Le deuxième soir du festival Nox Orae commence avec les genevois de The Cats Never Sleep et leur brit pop groovy et psyché en parfait accord avec le coucher de soleil estival au bord du lac Léman. Par la suite, Ty Segall monte sur scène avec son quintette pour mitrailler l’audience avec un rock sauvage et lourd, très démonstratif et étoffé de breaks et de solos.

C’est comme si l’américain avait incorporé chaque « truc » du rock, de Black Sabbath à Mudhoney, en passant par Soundgarden et MC5, pour le restituer lors de son spectacle. D’ailleurs, dans ce sens-là (et par son costume rouge), il se rapproche du classicisme de Jack White, dans sa recherche du style. Cette avalanche assourdissante et qui change toutes les cinq secondes a l’air de choquer les passants du quartier qui se baladent avec des poussettes en dehors de l’enceinte du festival, effarés et violentés par le bruit intense de Ty Segall.
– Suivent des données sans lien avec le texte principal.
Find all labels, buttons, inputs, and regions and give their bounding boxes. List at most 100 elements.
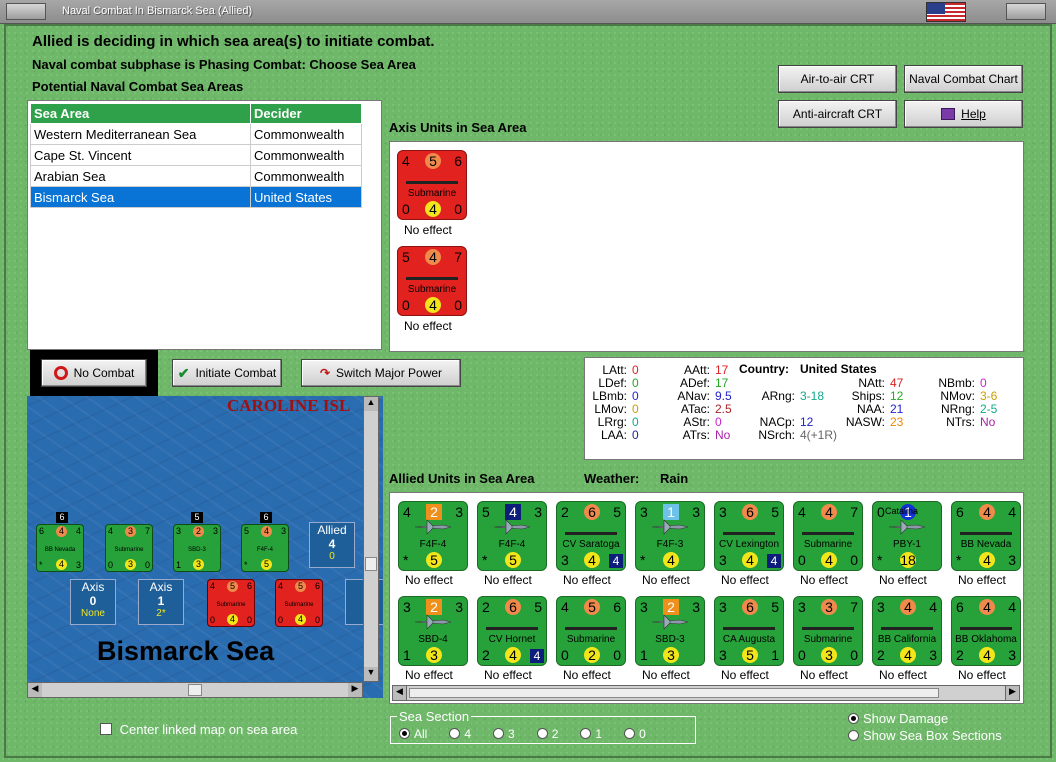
map-allied-unit[interactable]: 5 4 3 F4F-4 * 5 <box>241 524 289 572</box>
allied-unit-counter[interactable]: 3 3 7 Submarine 0 3 0 <box>793 596 863 666</box>
ship-silhouette-icon <box>723 624 775 630</box>
center-linked-option[interactable]: Center linked map on sea area <box>100 722 297 737</box>
allied-unit-counter[interactable]: 5 4 3 F4F-4 * 5 <box>477 501 547 571</box>
axis-sea-box[interactable]: Axis 0 None <box>70 579 116 625</box>
radio-option-all[interactable]: All <box>399 727 427 741</box>
radio-button[interactable] <box>848 730 859 741</box>
show-damage-option[interactable]: Show Damage <box>848 711 948 726</box>
scroll-left-arrow-icon[interactable]: ◀ <box>28 683 42 697</box>
counter-value: 6 <box>39 526 45 536</box>
allied-unit-counter[interactable]: 4 2 3 F4F-4 * 5 <box>398 501 468 571</box>
table-row-selected[interactable]: Bismarck Sea United States <box>30 186 362 208</box>
allied-unit-counter[interactable]: 4 5 6 Submarine 0 2 0 <box>556 596 626 666</box>
ship-silhouette-icon <box>802 529 854 535</box>
radio-option-1[interactable]: 1 <box>580 727 602 741</box>
sea-area-map[interactable]: CAROLINE ISL 6 5 6 Allied 4 0 Axis 0 Non… <box>27 396 383 698</box>
scroll-right-arrow-icon[interactable]: ▶ <box>1005 686 1019 700</box>
radio-button[interactable] <box>536 728 548 739</box>
scroll-thumb[interactable] <box>365 557 377 571</box>
show-sections-option[interactable]: Show Sea Box Sections <box>848 728 1002 743</box>
allied-unit-counter[interactable]: 6 4 4 BB Nevada * 4 3 <box>951 501 1021 571</box>
map-allied-unit[interactable]: 6 4 4 BB Nevada * 4 3 <box>36 524 84 572</box>
column-header-decider[interactable]: Decider <box>250 103 362 124</box>
radio-option-4[interactable]: 4 <box>449 727 471 741</box>
allied-sea-box[interactable]: Allied 4 0 <box>309 522 355 568</box>
table-row[interactable]: Arabian Sea Commonwealth <box>30 165 362 187</box>
scroll-thumb[interactable] <box>409 688 939 698</box>
allied-unit-counter[interactable]: 0 1 PBY-1 * 18 Catalina <box>872 501 942 571</box>
initiate-combat-button[interactable]: ✔ Initiate Combat <box>172 359 282 387</box>
allied-unit-counter[interactable]: 4 4 7 Submarine 0 4 0 <box>793 501 863 571</box>
scroll-thumb[interactable] <box>188 684 202 696</box>
counter-value: * <box>39 560 43 570</box>
country-stats-panel: LAtt: 0 LDef: 0 LBmb: 0 LMov: 0 LRrg: 0 … <box>584 357 1024 460</box>
radio-option-3[interactable]: 3 <box>493 727 515 741</box>
allied-unit-counter[interactable]: 3 4 4 BB California 2 4 3 <box>872 596 942 666</box>
map-axis-unit[interactable]: 4 5 6 Submarine 0 4 0 <box>275 579 323 627</box>
scroll-right-arrow-icon[interactable]: ▶ <box>348 683 362 697</box>
unit-name: F4F-3 <box>656 539 684 550</box>
system-menu-button[interactable] <box>6 3 46 20</box>
decider-cell[interactable]: Commonwealth <box>250 123 362 145</box>
sea-area-cell[interactable]: Bismarck Sea <box>30 186 251 208</box>
allied-unit-counter[interactable]: 3 6 5 CA Augusta 3 5 1 <box>714 596 784 666</box>
map-vertical-scrollbar[interactable]: ▲ ▼ <box>363 396 379 682</box>
unit-effect: No effect <box>405 668 453 682</box>
naval-combat-chart-button[interactable]: Naval Combat Chart <box>904 65 1023 93</box>
table-row[interactable]: Cape St. Vincent Commonwealth <box>30 144 362 166</box>
radio-option-2[interactable]: 2 <box>536 727 558 741</box>
allied-unit-counter[interactable]: 2 6 5 CV Saratoga 3 4 4 <box>556 501 626 571</box>
scroll-down-arrow-icon[interactable]: ▼ <box>364 667 378 681</box>
decider-cell[interactable]: Commonwealth <box>250 165 362 187</box>
axis-unit-counter[interactable]: 4 5 6 Submarine 0 4 0 <box>397 150 467 220</box>
unit-name: F4F-4 <box>419 539 447 550</box>
map-horizontal-scrollbar[interactable]: ◀ ▶ <box>27 682 363 698</box>
allied-units-panel: 4 2 3 F4F-4 * 5 No effect 5 4 3 F4F-4 * 5 No effect 2 6… <box>389 492 1024 704</box>
radio-option-0[interactable]: 0 <box>624 727 646 741</box>
allied-unit-counter[interactable]: 3 1 3 F4F-3 * 4 <box>635 501 705 571</box>
decider-cell[interactable]: Commonwealth <box>250 144 362 166</box>
scroll-left-arrow-icon[interactable]: ◀ <box>393 686 407 700</box>
map-allied-unit[interactable]: 4 3 7 Submarine 0 3 0 <box>105 524 153 572</box>
unit-effect: No effect <box>404 223 452 237</box>
counter-value: 5 <box>534 599 542 615</box>
air-to-air-crt-button[interactable]: Air-to-air CRT <box>778 65 897 93</box>
radio-button[interactable] <box>624 728 636 739</box>
sea-area-cell[interactable]: Arabian Sea <box>30 165 251 187</box>
table-row[interactable]: Western Mediterranean Sea Commonwealth <box>30 123 362 145</box>
unit-name: CV Saratoga <box>562 539 620 550</box>
scroll-up-arrow-icon[interactable]: ▲ <box>364 397 378 411</box>
counter-value: 0 <box>402 201 410 217</box>
no-combat-button[interactable]: No Combat <box>41 359 147 387</box>
radio-button[interactable] <box>848 713 859 724</box>
map-allied-unit[interactable]: 3 2 3 SBD-3 1 3 <box>173 524 221 572</box>
allied-unit-counter[interactable]: 2 6 5 CV Hornet 2 4 4 <box>477 596 547 666</box>
counter-value: 4 <box>900 599 916 615</box>
sea-area-cell[interactable]: Western Mediterranean Sea <box>30 123 251 145</box>
column-header-sea-area[interactable]: Sea Area <box>30 103 251 124</box>
minimize-button[interactable] <box>1006 3 1046 20</box>
radio-button[interactable] <box>580 728 592 739</box>
counter-value: 7 <box>850 599 858 615</box>
counter-value: 2 <box>877 647 885 663</box>
allied-unit-counter[interactable]: 3 2 3 SBD-3 1 3 <box>635 596 705 666</box>
axis-unit-counter[interactable]: 5 4 7 Submarine 0 4 0 <box>397 246 467 316</box>
help-button[interactable]: Help <box>904 100 1023 128</box>
radio-button[interactable] <box>449 728 461 739</box>
axis-section-title: Axis Units in Sea Area <box>389 120 527 135</box>
radio-button[interactable] <box>399 728 410 739</box>
map-axis-unit[interactable]: 4 5 6 Submarine 0 4 0 <box>207 579 255 627</box>
allied-unit-counter[interactable]: 3 6 5 CV Lexington 3 4 4 <box>714 501 784 571</box>
checkbox[interactable] <box>100 723 112 735</box>
switch-major-power-button[interactable]: ↷ Switch Major Power <box>301 359 461 387</box>
allied-unit-counter[interactable]: 3 2 3 SBD-4 1 3 <box>398 596 468 666</box>
decider-cell[interactable]: United States <box>250 186 362 208</box>
anti-aircraft-crt-button[interactable]: Anti-aircraft CRT <box>778 100 897 128</box>
axis-sea-box[interactable]: Axis 1 2* <box>138 579 184 625</box>
allied-unit-counter[interactable]: 6 4 4 BB Oklahoma 2 4 3 <box>951 596 1021 666</box>
counter-value: 4 <box>663 552 679 568</box>
sea-area-cell[interactable]: Cape St. Vincent <box>30 144 251 166</box>
radio-button[interactable] <box>493 728 505 739</box>
counter-value: 6 <box>742 599 758 615</box>
allied-horizontal-scrollbar[interactable]: ◀ ▶ <box>392 685 1020 701</box>
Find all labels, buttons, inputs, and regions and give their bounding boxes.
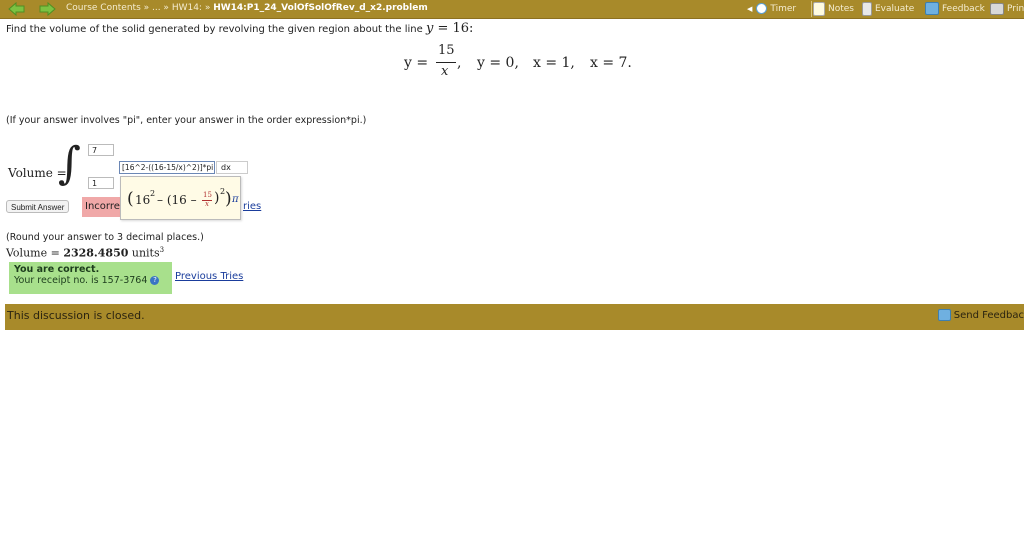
feedback-tool[interactable]: Feedback — [925, 1, 985, 16]
evaluate-label: Evaluate — [875, 3, 915, 14]
result-label: Volume = — [6, 246, 64, 260]
notes-label: Notes — [828, 3, 854, 14]
upper-limit-input[interactable]: 7 — [88, 144, 114, 156]
equation-y-zero: y = 0, — [477, 55, 519, 71]
timer-label: Timer — [770, 3, 797, 14]
lower-limit-input[interactable]: 1 — [88, 177, 114, 189]
equation-comma: , — [457, 55, 462, 71]
clock-icon — [756, 3, 768, 14]
preview-minus: – (16 – — [157, 193, 197, 207]
top-bar: Course Contents » ... » HW14: » HW14:P1_… — [0, 0, 1024, 19]
fraction-denominator: x — [441, 64, 449, 79]
breadcrumb-course-contents[interactable]: Course Contents — [66, 3, 141, 13]
equation-y-lhs: y = — [404, 55, 429, 71]
breadcrumb-problem: HW14:P1_24_VolOfSolOfRev_d_x2.problem — [213, 3, 428, 13]
equation-x-seven: x = 7. — [590, 55, 632, 71]
correct-message: You are correct. Your receipt no. is 157… — [9, 262, 172, 294]
feedback-icon — [937, 309, 951, 321]
send-feedback-button[interactable]: Send Feedbac — [937, 309, 1024, 321]
discussion-closed-text: This discussion is closed. — [7, 309, 145, 322]
axis-equation: = 16: — [433, 21, 474, 36]
submit-answer-button[interactable]: Submit Answer — [6, 200, 70, 213]
incorrect-badge: Incorre — [82, 197, 122, 217]
result-units: units — [128, 246, 160, 260]
preview-pi: π — [232, 194, 239, 205]
breadcrumb-separator: » ... » — [140, 3, 172, 13]
previous-tries-link[interactable]: Previous Tries — [175, 271, 243, 282]
preview-paren-close: ) — [214, 190, 220, 206]
breadcrumb-separator: » — [201, 3, 214, 13]
help-icon[interactable]: ? — [150, 276, 160, 285]
preview-base: 16 — [135, 193, 151, 207]
preview-exponent: 2 — [150, 189, 156, 198]
volume-result: Volume = 2328.4850 units3 — [6, 246, 164, 260]
notes-icon — [813, 1, 825, 16]
preview-paren-open: ( — [127, 189, 134, 209]
breadcrumb-hw[interactable]: HW14: — [172, 3, 202, 13]
printer-icon — [990, 2, 1004, 15]
integrand-input[interactable]: [16^2-((16-15/x)^2)]*pi — [119, 161, 215, 174]
print-label: Prin — [1007, 3, 1024, 14]
pi-hint: (If your answer involves "pi", enter you… — [6, 115, 367, 126]
evaluate-tool[interactable]: Evaluate — [862, 1, 914, 16]
feedback-icon — [925, 2, 939, 15]
preview-frac-den: x — [205, 200, 209, 208]
formula-preview-popup: ( 16 2 – (16 – 15 x ) 2 ) π — [120, 176, 241, 220]
round-hint: (Round your answer to 3 decimal places.) — [6, 232, 204, 243]
tries-link[interactable]: ries — [243, 201, 261, 212]
fraction-bar — [436, 62, 456, 63]
question-text: Find the volume of the solid generated b… — [6, 21, 473, 36]
fraction-numerator: 15 — [438, 43, 455, 58]
send-feedback-label: Send Feedbac — [953, 309, 1024, 321]
preview-paren-close-2: ) — [225, 189, 232, 209]
question-prompt: Find the volume of the solid generated b… — [6, 24, 423, 35]
result-units-exponent: 3 — [159, 246, 165, 254]
notes-tool[interactable]: Notes — [813, 1, 854, 16]
evaluate-icon — [862, 1, 872, 16]
correct-title: You are correct. — [14, 264, 100, 275]
feedback-label: Feedback — [942, 3, 985, 14]
timer-tool[interactable]: ◀ Timer — [747, 1, 796, 16]
discussion-bar: This discussion is closed. Send Feedbac — [5, 304, 1024, 330]
receipt-number: Your receipt no. is 157-3764 — [14, 275, 148, 286]
forward-arrow-icon[interactable] — [38, 1, 56, 17]
back-arrow-icon[interactable] — [8, 1, 26, 17]
print-tool[interactable]: Prin — [990, 1, 1024, 16]
breadcrumb: Course Contents » ... » HW14: » HW14:P1_… — [66, 3, 428, 13]
dx-label: dx — [216, 161, 248, 174]
preview-frac-num: 15 — [203, 191, 212, 199]
integral-sign: ∫ — [58, 138, 81, 189]
equation-x-one: x = 1, — [533, 55, 575, 71]
divider — [811, 1, 812, 17]
result-value: 2328.4850 — [63, 246, 129, 260]
collapse-arrow-icon[interactable]: ◀ — [747, 5, 752, 13]
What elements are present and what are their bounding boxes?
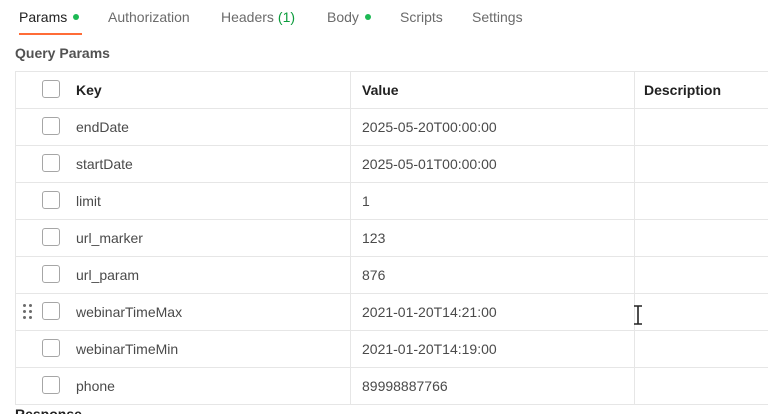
table-row: startDate 2025-05-01T00:00:00 <box>16 146 768 183</box>
param-value[interactable]: 2021-01-20T14:19:00 <box>350 331 634 367</box>
row-check-cell <box>16 183 76 219</box>
tab-settings-label: Settings <box>472 9 523 25</box>
param-key[interactable]: startDate <box>76 146 350 182</box>
tab-body-label: Body <box>327 9 359 25</box>
row-checkbox[interactable] <box>42 117 60 135</box>
param-key[interactable]: endDate <box>76 109 350 145</box>
param-value[interactable]: 1 <box>350 183 634 219</box>
row-check-cell <box>16 146 76 182</box>
row-check-cell <box>16 331 76 367</box>
header-key: Key <box>76 82 102 98</box>
section-title: Query Params <box>15 45 110 61</box>
row-check-cell <box>16 257 76 293</box>
table-row: phone 89998887766 <box>16 368 768 405</box>
row-checkbox[interactable] <box>42 265 60 283</box>
param-description[interactable] <box>634 368 768 404</box>
param-value[interactable]: 2025-05-20T00:00:00 <box>350 109 634 145</box>
param-description[interactable] <box>634 257 768 293</box>
table-row: url_marker 123 <box>16 220 768 257</box>
table-row: webinarTimeMin 2021-01-20T14:19:00 <box>16 331 768 368</box>
response-bar: Response <box>0 402 768 414</box>
row-checkbox[interactable] <box>42 302 60 320</box>
row-checkbox[interactable] <box>42 154 60 172</box>
request-tabs: Params Authorization Headers (1) Body Scr… <box>0 0 768 36</box>
row-check-cell <box>16 220 76 256</box>
tab-scripts[interactable]: Scripts <box>400 7 443 27</box>
tab-authorization-label: Authorization <box>108 9 190 25</box>
param-description[interactable] <box>634 331 768 367</box>
header-value: Value <box>350 72 634 108</box>
headers-count: (1) <box>277 9 296 25</box>
param-description[interactable] <box>634 294 768 330</box>
table-row: limit 1 <box>16 183 768 220</box>
active-tab-indicator <box>19 33 82 35</box>
row-checkbox[interactable] <box>42 339 60 357</box>
param-description[interactable] <box>634 183 768 219</box>
tab-authorization[interactable]: Authorization <box>108 7 190 27</box>
tab-params-label: Params <box>19 9 68 25</box>
row-check-cell <box>16 109 76 145</box>
param-description[interactable] <box>634 146 768 182</box>
tab-headers[interactable]: Headers (1) <box>221 7 295 27</box>
param-key[interactable]: phone <box>76 368 350 404</box>
select-all-checkbox[interactable] <box>42 80 60 98</box>
param-description[interactable] <box>634 220 768 256</box>
param-key[interactable]: url_param <box>76 257 350 293</box>
query-params-table: Key Value Description endDate 2025-05-20… <box>15 71 768 405</box>
response-label[interactable]: Response <box>15 406 82 414</box>
drag-handle-icon[interactable] <box>23 304 33 320</box>
param-key[interactable]: webinarTimeMin <box>76 331 350 367</box>
tab-headers-label: Headers <box>221 9 274 25</box>
tab-scripts-label: Scripts <box>400 9 443 25</box>
param-value[interactable]: 2025-05-01T00:00:00 <box>350 146 634 182</box>
table-row: endDate 2025-05-20T00:00:00 <box>16 109 768 146</box>
tab-body[interactable]: Body <box>327 7 371 27</box>
text-cursor-icon <box>634 305 642 325</box>
param-value[interactable]: 2021-01-20T14:21:00 <box>350 294 634 330</box>
row-checkbox[interactable] <box>42 376 60 394</box>
param-key[interactable]: webinarTimeMax <box>76 294 350 330</box>
row-checkbox[interactable] <box>42 228 60 246</box>
row-check-cell <box>16 294 76 330</box>
param-value[interactable]: 123 <box>350 220 634 256</box>
param-description[interactable] <box>634 109 768 145</box>
param-key[interactable]: limit <box>76 183 350 219</box>
header-description: Description <box>634 72 768 108</box>
param-key[interactable]: url_marker <box>76 220 350 256</box>
body-status-dot <box>364 14 371 21</box>
params-status-dot <box>73 14 80 21</box>
table-row: url_param 876 <box>16 257 768 294</box>
tab-settings[interactable]: Settings <box>472 7 523 27</box>
param-value[interactable]: 89998887766 <box>350 368 634 404</box>
row-check-cell <box>16 368 76 404</box>
row-checkbox[interactable] <box>42 191 60 209</box>
param-value[interactable]: 876 <box>350 257 634 293</box>
header-check-cell <box>16 72 76 108</box>
table-header-row: Key Value Description <box>16 72 768 109</box>
table-row: webinarTimeMax 2021-01-20T14:21:00 <box>16 294 768 331</box>
tab-params[interactable]: Params <box>19 7 80 27</box>
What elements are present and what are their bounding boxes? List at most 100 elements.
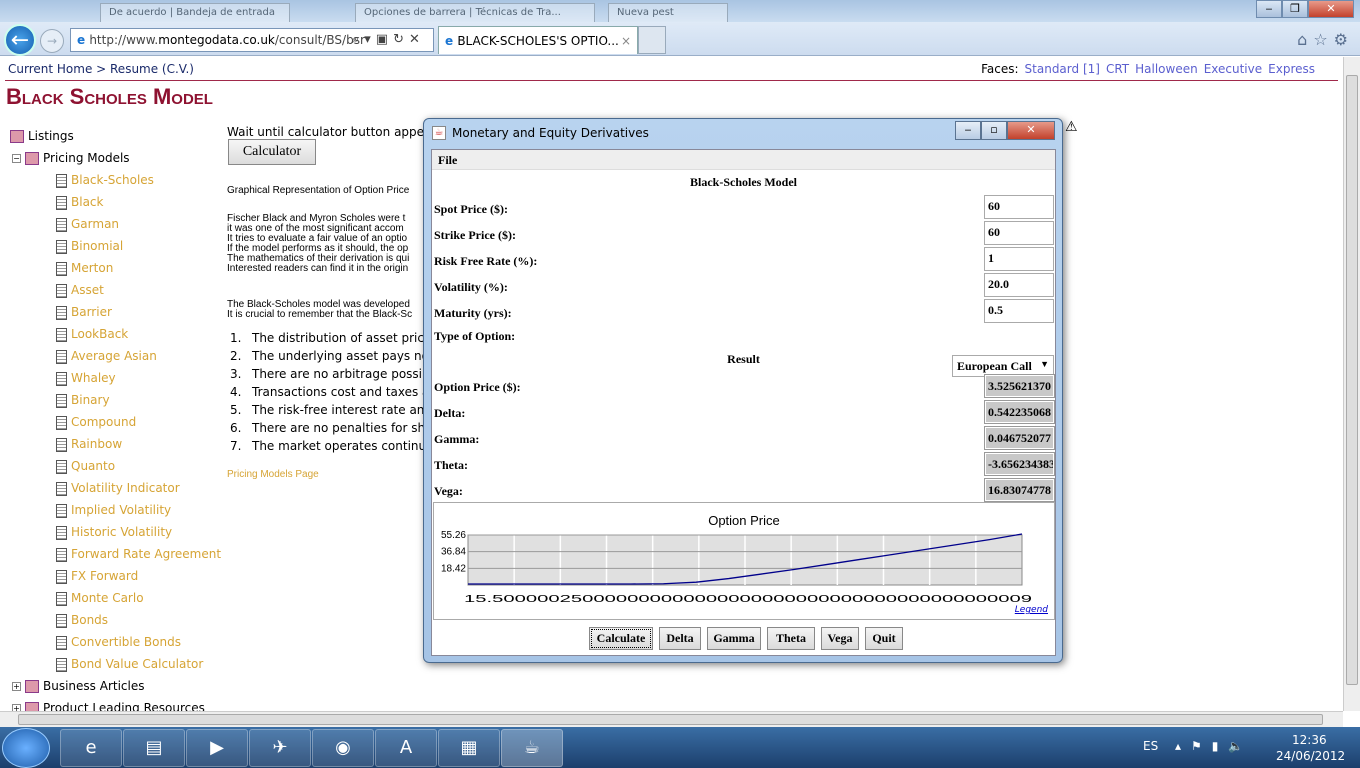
tree-item[interactable]: LookBack — [56, 325, 128, 343]
tree-item[interactable]: Implied Volatility — [56, 501, 171, 519]
tree-item[interactable]: Volatility Indicator — [56, 479, 180, 497]
tree-link: Average Asian — [71, 349, 157, 363]
document-icon — [56, 591, 67, 606]
language-indicator[interactable]: ES — [1143, 739, 1158, 753]
horizontal-scrollbar[interactable] — [0, 711, 1343, 727]
ie-icon: e — [445, 34, 458, 48]
face-halloween[interactable]: Halloween — [1135, 62, 1198, 76]
warning-icon: ⚠ — [1065, 119, 1078, 135]
tree-label: Business Articles — [43, 679, 145, 693]
tree-item[interactable]: Binary — [56, 391, 110, 409]
tree-link: LookBack — [71, 327, 129, 341]
tree-item[interactable]: Merton — [56, 259, 113, 277]
close-button[interactable]: ✕ — [1308, 0, 1354, 18]
button-quit[interactable]: Quit — [865, 627, 903, 650]
field-input[interactable]: 0.5 — [984, 299, 1054, 323]
forward-button[interactable]: → — [40, 29, 64, 53]
tree-item[interactable]: Whaley — [56, 369, 116, 387]
tree-item[interactable]: Convertible Bonds — [56, 633, 181, 651]
tree-item[interactable]: Historic Volatility — [56, 523, 172, 541]
toolbar-icons[interactable]: ⌂☆⚙ — [1297, 30, 1354, 49]
tree-item[interactable]: Garman — [56, 215, 119, 233]
tree-item[interactable]: Average Asian — [56, 347, 157, 365]
minimize-button[interactable]: ‒ — [1256, 0, 1282, 18]
tree-item[interactable]: Rainbow — [56, 435, 122, 453]
button-vega[interactable]: Vega — [821, 627, 859, 650]
tray-icons[interactable]: ▴⚑▮🔈 — [1175, 739, 1255, 753]
tree-item[interactable]: Monte Carlo — [56, 589, 144, 607]
calculator-button[interactable]: Calculator — [228, 139, 316, 165]
list-item: 5. The risk-free interest rate and — [227, 403, 427, 417]
pricing-models-link[interactable]: Pricing Models Page — [227, 469, 319, 480]
ie-taskbar-icon[interactable]: e — [60, 729, 122, 767]
tree-link: Merton — [71, 261, 114, 275]
vertical-scrollbar[interactable] — [1343, 57, 1360, 711]
clock-time[interactable]: 12:36 — [1292, 733, 1327, 747]
field-input[interactable]: 1 — [984, 247, 1054, 271]
field-input[interactable]: 60 — [984, 221, 1054, 245]
close-button[interactable]: ✕ — [1007, 121, 1055, 140]
tree-item[interactable]: FX Forward — [56, 567, 138, 585]
pinned-tab[interactable]: De acuerdo | Bandeja de entrada — [100, 3, 290, 22]
tree-item[interactable]: Quanto — [56, 457, 115, 475]
address-actions-icon[interactable]: ⌕▾▣↻✕ — [352, 32, 425, 47]
calculator-taskbar-icon[interactable]: ▦ — [438, 729, 500, 767]
menu-file[interactable]: File — [432, 150, 1055, 170]
face-executive[interactable]: Executive — [1204, 62, 1262, 76]
pinned-tab[interactable]: Nueva pest — [608, 3, 728, 22]
tree-item[interactable]: Bond Value Calculator — [56, 655, 203, 673]
tree-item[interactable]: Bonds — [56, 611, 108, 629]
tree-item[interactable]: Black — [56, 193, 103, 211]
back-button[interactable]: ← — [4, 24, 36, 56]
faces-links: Faces: Standard [1] CRT Halloween Executive E… — [981, 62, 1315, 76]
result-value: 0.542235068 — [984, 400, 1055, 424]
tree-link: FX Forward — [71, 569, 139, 583]
new-tab-button[interactable] — [638, 26, 666, 54]
tree-link: Implied Volatility — [71, 503, 172, 517]
start-button[interactable] — [2, 728, 50, 768]
face-crt[interactable]: CRT — [1106, 62, 1129, 76]
firefox-taskbar-icon[interactable]: ◉ — [312, 729, 374, 767]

La scène est drôle : its only rock and roll   De 1950 à nos jours, rien n’aurait donc changé ? Le rock provoque toujours des grimaces dans le village et semble tout autant contestataire à l’ère de ‘Despacito et ‘Chocolat’. L’Angleterre du swinging London du film Blow up (1966) d’Antonioni n’est pas loin de cet effet (cette scène avec les YardbirdsJimmy Page, futur Led Zeppelin, casse sa guitare en plein concert!). Ty Segall entame de façon volontairement maladroite Stairway to Heaven pendant son concert au jardin Roussy, d’ailleurs. Il signale son travail sur la tradition en la coupant en morceaux et en faisant des collages de gimmicks, tout comme Mac de Marco le fait avec la chanson surf pop, de nos jours.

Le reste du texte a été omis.